AI‑assisted development is the mobile camera moment – powerful, not a pro replacement
by Michał Ordon, Founder

The mobile camera moment for software
AI‑assisted development is having its iPhone‑camera moment. It’s a game‑changer for the masses: anyone can take a good photo, and anyone can now ship something that works. That’s progress.
But just as mobile cameras can’t match a DSLR in the hands of a pro for low‑light, dynamic range, or fast action, AI doesn’t replace skilled developers for complex, custom, or performance‑critical work. It augments. It accelerates. It does not substitute judgment.
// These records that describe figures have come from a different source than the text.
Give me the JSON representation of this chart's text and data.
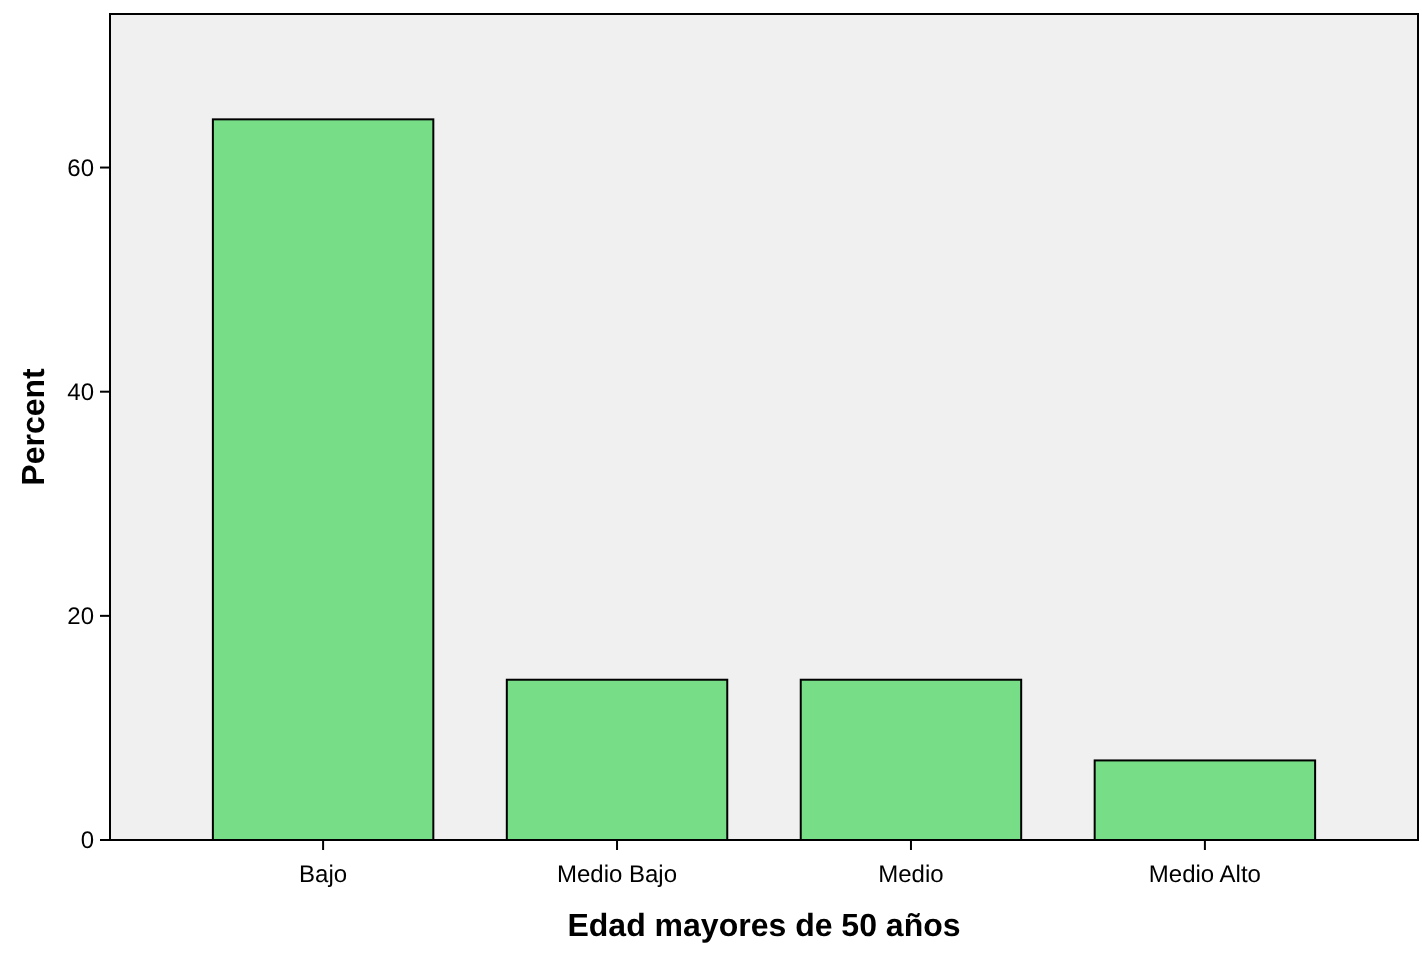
{
  "chart_data": {
    "type": "bar",
    "xlabel": "Edad mayores de 50 años",
    "ylabel": "Percent",
    "categories": [
      "Bajo",
      "Medio Bajo",
      "Medio",
      "Medio Alto"
    ],
    "values": [
      64.3,
      14.3,
      14.3,
      7.1
    ],
    "color": "#77de87",
    "ylim": [
      0,
      73.7
    ],
    "yticks": [
      0,
      20,
      40,
      60
    ],
    "grid": false
  }
}
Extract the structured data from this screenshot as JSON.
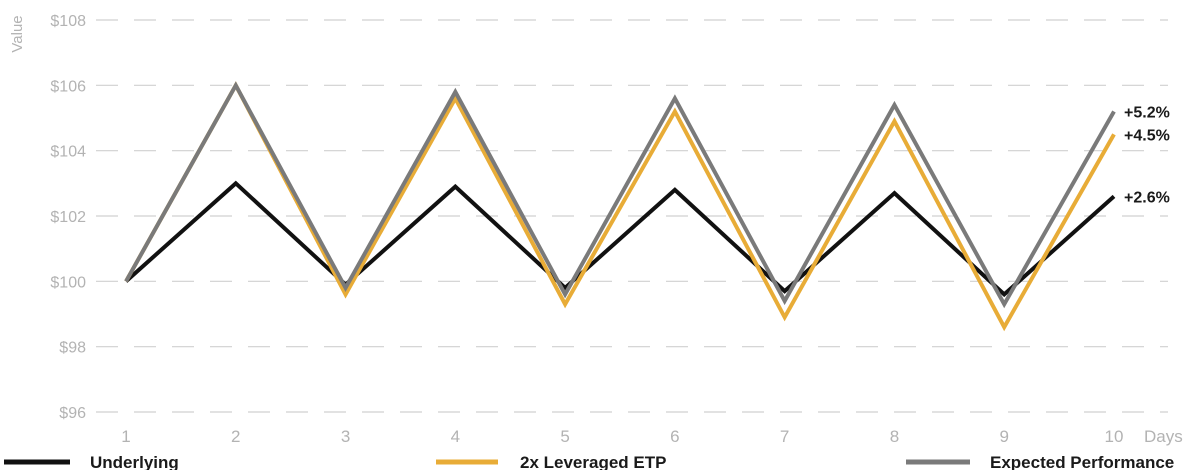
{
  "chart_data": {
    "type": "line",
    "title": "",
    "xlabel": "Days",
    "ylabel": "Value",
    "x": [
      "1",
      "2",
      "3",
      "4",
      "5",
      "6",
      "7",
      "8",
      "9",
      "10"
    ],
    "y_ticks": [
      "$96",
      "$98",
      "$100",
      "$102",
      "$104",
      "$106",
      "$108"
    ],
    "ylim": [
      96,
      108
    ],
    "grid": true,
    "legend_position": "bottom",
    "series": [
      {
        "name": "Underlying",
        "color": "#111111",
        "values": [
          100,
          103.0,
          99.9,
          102.9,
          99.8,
          102.8,
          99.7,
          102.7,
          99.6,
          102.6
        ],
        "end_label": "+2.6%"
      },
      {
        "name": "2x Leveraged ETP",
        "color": "#e8ac37",
        "values": [
          100,
          106.0,
          99.6,
          105.6,
          99.3,
          105.2,
          98.9,
          104.9,
          98.6,
          104.5
        ],
        "end_label": "+4.5%"
      },
      {
        "name": "Expected Performance",
        "color": "#7a7a7a",
        "values": [
          100,
          106.0,
          99.8,
          105.8,
          99.6,
          105.6,
          99.4,
          105.4,
          99.3,
          105.2
        ],
        "end_label": "+5.2%"
      }
    ]
  }
}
Even ruined a recipe despite having all ingredients and a step‑by‑step with pictures? Precisely. Execution still matters.
Where AI shines today
- Scaffolding and boilerplate: CRUD endpoints, typed clients, test harnesses.
- Refactors and migrations: repetitive transformations with high consistency.
- Glue code and integrations: SDK setup, common patterns, infra scripts.
- Docs and tests: first drafts, coverage scaffolds, usage examples.
These are thin slices where speed compounds. Teams move faster when repetitive work is handled in seconds.
Where pros are still essential
- Complexity and constraints: trade‑offs across performance, security, privacy, cost.
- Architecture and shaping: thin‑slice plans, interfaces, contracts, boundaries.
- Optimization: performance bottlenecks, memory, concurrency, network behavior.
- Debugging the unknown: ambiguous failures, flaky systems, emergent behavior.
This is where seasoned engineers earn their keep – not for typing faster, but for deciding better.
Our simple operating model (TEH*IDEA, 2025)
This is TEH*IDEA’s operating model – simple, pragmatic, and battle‑tested.
- Listen & Diagnose: align on outcomes, constraints, and risks. Sample real signals (analytics, support, sales). Summarize with AI to surface themes, not vibes.
- Shape & Build: sketch options, decide trade‑offs, write acceptance criteria. Use AI to generate variants, code thin slices behind flags with tests and telemetry.
- Ship & Learn: roll out gradually, review HEART and business metrics, capture feedback, and iterate.
Unit tests in the age of LLMs
- Lock in critical behavior at the function level to catch subtle regressions from AI‑assisted refactors.
- Use golden tests for prompts/tools and deterministic helpers to detect drift.
- Keep integration tests for end‑to‑end confidence; unit tests provide fast feedback and clearer failure signals.
Guardrails so speed doesn’t break things
- Feature flags and staged rollout
- CI/CD
- Unit + integration tests; smoke checks
- Observability by default
- Privacy and security as requirements
A practical checklist for teams adopting AI
- Start with scaffolding and migrations, not critical paths.
- Keep humans in the loop for code reviews and decisions.
- Capture and share prompts as living documentation.
- Measure impact in cycle time, defect rates, and user outcomes.
- Keep a “what we don’t automate yet” list to avoid overreach.
AI is a force multiplier. With the right process and guardrails, it compounds speed without sacrificing quality. Pros aren’t going anywhere – they’re just getting better tools to do higher‑leverage work.